Gabler hatte vorgeschlagen, dass er und Pia heute zusammen nach Kargau fahren sollten, um die anstehenden Befragungen durchzuführen. Der Plan behagte ihr nicht. Sie hätte heute gern mit jedem anderen Kollegen zusammengearbeitet, nur nicht mit Olaf Maiwald. Dazu fühlte sie sich nach der letzten Nacht nicht widerstandsfähig genug.
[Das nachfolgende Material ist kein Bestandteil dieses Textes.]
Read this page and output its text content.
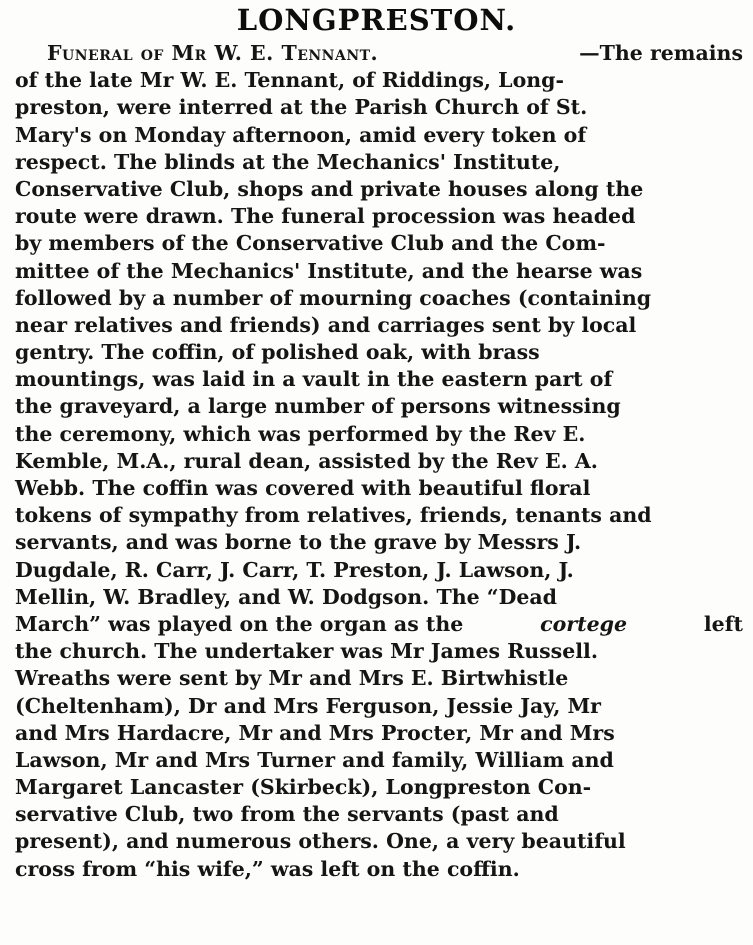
LONGPRESTON.
Funeral of Mr W. E. Tennant.	—The remains
of the late Mr W. E. Tennant, of Riddings, Long-
preston, were interred at the Parish Church of St.
Mary's on Monday afternoon, amid every token of
respect. The blinds at the Mechanics' Institute,
Conservative Club, shops and private houses along the
route were drawn. The funeral procession was headed
by members of the Conservative Club and the Com-
mittee of the Mechanics' Institute, and the hearse was
followed by a number of mourning coaches (containing
near relatives and friends) and carriages sent by local
gentry. The coffin, of polished oak, with brass
mountings, was laid in a vault in the eastern part of
the graveyard, a large number of persons witnessing
the ceremony, which was performed by the Rev E.
Kemble, M.A., rural dean, assisted by the Rev E. A.
Webb. The coffin was covered with beautiful floral
tokens of sympathy from relatives, friends, tenants and
servants, and was borne to the grave by Messrs J.
Dugdale, R. Carr, J. Carr, T. Preston, J. Lawson, J.
Mellin, W. Bradley, and W. Dodgson. The “Dead
March” was played on the organ as the	cortege	left
the church. The undertaker was Mr James Russell.
Wreaths were sent by Mr and Mrs E. Birtwhistle
(Cheltenham), Dr and Mrs Ferguson, Jessie Jay, Mr
and Mrs Hardacre, Mr and Mrs Procter, Mr and Mrs
Lawson, Mr and Mrs Turner and family, William and
Margaret Lancaster (Skirbeck), Longpreston Con-
servative Club, two from the servants (past and
present), and numerous others. One, a very beautiful
cross from “his wife,” was left on the coffin.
Pia nickte ihm zu und ordnete sich in den fließenden Verkehr vor Maiwalds Haus ein.
»Alles in Dortmund?«, fragte er, nachdem sie vor der ersten roten Ampel zum Stehen gekommen war.
Alles Roger in Kambodscha, dachte sie, nickte nochmals und beschleunigte den Wagen. »Ich habe heute Nacht schlecht geschlafen. Geben Sie mir eine halbe Stunde Zeit, um richtig wach zu werden.«
»Alles Klärchen!« Er lehnte sich, offensichtlich zufrieden mit dieser Erklärung, in seinem Sitz zurück.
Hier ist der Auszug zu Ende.